Australian research says no conclusive evidence krill harvesting harms predators
The Centre for Conservation Georgraphy in Sydney publicised the report that drew on conclusions gathered after spending four years assessing krill fishing methods aboard an Aker BioMarine craft.
“There is insufficient evidence to indicate that fishing activity occurring during non-breeding times of the year is having any effect on prey availability to krill predators,” wrote Rob Nicoll and Lucinda Douglass in their paper, ‘Mapping Krill Trawling and Predator Distribution; Mapping Selected Krill Predator Summer Foraging Ranges with Fishing Activity of Aker Biomarine's Saga Sea 2007 - 2011.’
Norway-based Aker welcomed the findings, and a review of it that found no link between the fishery and movements and eating habits of land-based predators.

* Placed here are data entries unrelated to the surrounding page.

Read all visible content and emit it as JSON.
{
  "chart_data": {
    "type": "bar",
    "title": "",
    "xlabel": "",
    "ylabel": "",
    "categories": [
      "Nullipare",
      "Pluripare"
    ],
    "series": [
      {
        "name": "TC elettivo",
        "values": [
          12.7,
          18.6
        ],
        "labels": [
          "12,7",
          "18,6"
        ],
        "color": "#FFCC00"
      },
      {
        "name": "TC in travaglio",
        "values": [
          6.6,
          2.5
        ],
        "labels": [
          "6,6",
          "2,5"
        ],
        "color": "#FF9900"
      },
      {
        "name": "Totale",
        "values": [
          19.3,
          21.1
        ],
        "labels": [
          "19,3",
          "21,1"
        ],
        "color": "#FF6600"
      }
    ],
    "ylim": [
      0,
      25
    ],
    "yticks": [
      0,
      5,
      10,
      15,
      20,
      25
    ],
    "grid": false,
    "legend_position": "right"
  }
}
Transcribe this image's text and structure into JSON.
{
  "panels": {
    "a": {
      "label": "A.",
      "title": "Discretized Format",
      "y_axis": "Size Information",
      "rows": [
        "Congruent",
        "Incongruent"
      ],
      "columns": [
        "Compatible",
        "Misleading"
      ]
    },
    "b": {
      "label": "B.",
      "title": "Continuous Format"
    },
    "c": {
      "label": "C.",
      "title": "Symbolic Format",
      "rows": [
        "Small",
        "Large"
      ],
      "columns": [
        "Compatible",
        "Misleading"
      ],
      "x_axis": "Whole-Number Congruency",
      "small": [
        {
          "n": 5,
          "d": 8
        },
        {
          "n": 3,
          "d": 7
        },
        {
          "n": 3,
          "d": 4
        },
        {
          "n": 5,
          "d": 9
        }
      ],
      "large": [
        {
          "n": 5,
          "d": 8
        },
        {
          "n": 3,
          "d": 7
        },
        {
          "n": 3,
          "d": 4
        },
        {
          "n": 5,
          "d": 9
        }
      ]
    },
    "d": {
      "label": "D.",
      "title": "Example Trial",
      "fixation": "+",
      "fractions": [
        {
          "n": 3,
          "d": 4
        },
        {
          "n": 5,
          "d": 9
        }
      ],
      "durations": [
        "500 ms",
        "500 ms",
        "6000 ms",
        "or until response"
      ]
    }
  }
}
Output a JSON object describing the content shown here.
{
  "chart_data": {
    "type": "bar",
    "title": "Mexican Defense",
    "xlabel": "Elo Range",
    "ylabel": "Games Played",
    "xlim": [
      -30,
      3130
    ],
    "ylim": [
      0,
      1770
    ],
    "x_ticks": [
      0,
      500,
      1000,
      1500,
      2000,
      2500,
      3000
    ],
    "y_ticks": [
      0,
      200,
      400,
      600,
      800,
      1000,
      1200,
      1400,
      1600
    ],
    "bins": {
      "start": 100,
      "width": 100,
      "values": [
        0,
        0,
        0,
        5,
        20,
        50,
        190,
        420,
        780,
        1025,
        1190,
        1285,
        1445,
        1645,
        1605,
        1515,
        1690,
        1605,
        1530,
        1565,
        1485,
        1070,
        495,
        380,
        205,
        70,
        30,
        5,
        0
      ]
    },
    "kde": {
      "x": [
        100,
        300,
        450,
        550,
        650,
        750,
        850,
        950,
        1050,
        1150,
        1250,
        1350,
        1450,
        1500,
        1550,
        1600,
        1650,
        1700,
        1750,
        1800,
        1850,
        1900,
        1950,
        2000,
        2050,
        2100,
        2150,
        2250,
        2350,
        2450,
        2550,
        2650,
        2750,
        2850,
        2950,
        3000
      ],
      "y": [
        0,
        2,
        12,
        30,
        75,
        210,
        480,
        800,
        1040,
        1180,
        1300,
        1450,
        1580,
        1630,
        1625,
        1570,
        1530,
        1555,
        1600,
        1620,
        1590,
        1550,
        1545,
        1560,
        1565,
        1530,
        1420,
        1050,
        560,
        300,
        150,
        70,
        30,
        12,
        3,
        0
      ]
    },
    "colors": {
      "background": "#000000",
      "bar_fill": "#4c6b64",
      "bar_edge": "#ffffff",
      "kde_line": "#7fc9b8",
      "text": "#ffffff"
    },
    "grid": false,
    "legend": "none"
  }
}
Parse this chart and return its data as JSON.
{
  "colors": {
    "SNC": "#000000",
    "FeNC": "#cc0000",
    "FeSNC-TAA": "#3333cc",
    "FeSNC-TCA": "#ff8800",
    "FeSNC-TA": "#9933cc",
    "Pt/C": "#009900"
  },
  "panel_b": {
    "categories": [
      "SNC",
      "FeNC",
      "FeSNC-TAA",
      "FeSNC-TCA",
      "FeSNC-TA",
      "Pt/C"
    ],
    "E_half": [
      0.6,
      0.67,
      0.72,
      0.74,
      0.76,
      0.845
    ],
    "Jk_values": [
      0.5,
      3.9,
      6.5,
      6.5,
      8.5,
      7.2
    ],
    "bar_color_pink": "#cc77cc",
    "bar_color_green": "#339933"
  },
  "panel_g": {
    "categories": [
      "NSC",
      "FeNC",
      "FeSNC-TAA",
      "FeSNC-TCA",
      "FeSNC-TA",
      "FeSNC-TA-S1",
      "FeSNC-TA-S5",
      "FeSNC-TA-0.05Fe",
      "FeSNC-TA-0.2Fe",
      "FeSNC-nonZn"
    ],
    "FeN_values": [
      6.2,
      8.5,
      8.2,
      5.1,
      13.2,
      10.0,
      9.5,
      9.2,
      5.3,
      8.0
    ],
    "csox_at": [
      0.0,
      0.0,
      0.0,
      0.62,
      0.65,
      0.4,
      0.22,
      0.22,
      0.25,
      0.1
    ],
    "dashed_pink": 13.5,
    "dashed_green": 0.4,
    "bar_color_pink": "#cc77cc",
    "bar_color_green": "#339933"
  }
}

Sigve Nordrum, the Norwegian firms conservation director said in a statement: "When Aker earned Marine Stewardship Council (MSC)certification, WWF-Norway required that Aker develop a comprehensive research program to map our fishing operation in relation to predator species in order to address some lingering uncertainties about the relationship of the krill fishery on the total krill biomass and predator populations.”
"The report's findings, that 'there is insufficient evidence to indicate that fishing activity occurring during non-breeding times of the year is having any effect on prey availability to krill predators,' is reinforcement of our effort to sustainably manage our fishery is having positive results."
The review was conducted by Stephen Nicol of the Antarctic Climate and Ecosystems Co-Operative Research Centre, and Nina Jensen and Fredrik Myhre of WWF-Norway.
Other krill predators like whales were not considered in the review of the omega-3 and phospholipid source that has won favour for its nutritional profile but which continues to face down environmental concerns that have led to actions like product withdrawals by the US healthy foods chain, Whole Foods.
WWF-Norway CEO Nina Jensen said the NGO was, “very content with Aker BioMarine's willingness to take necessary actions in line with WWF's recommendations.”
"The measures taken will improve the protection of the krill, the predators and the ecosystem, and ensure the long-term sustainability of the krill fishery.”
A recent MSC audit increased Aker’s Maintenance of Ecosystem score from 91 to 94.3.
The audit took no issue with a 2011 re-estimation of the krill biomass from about 37m tonnes to 60m tonnes and a prevailing trigger limit for potential environmental effects of 620,000 tonnes.
The current annual catch is about 200,000 tonnes.
The Antarctic krill fishery is managed by the Commission for the Conservation of Antarctic Marine Life Resources (CCAMLR).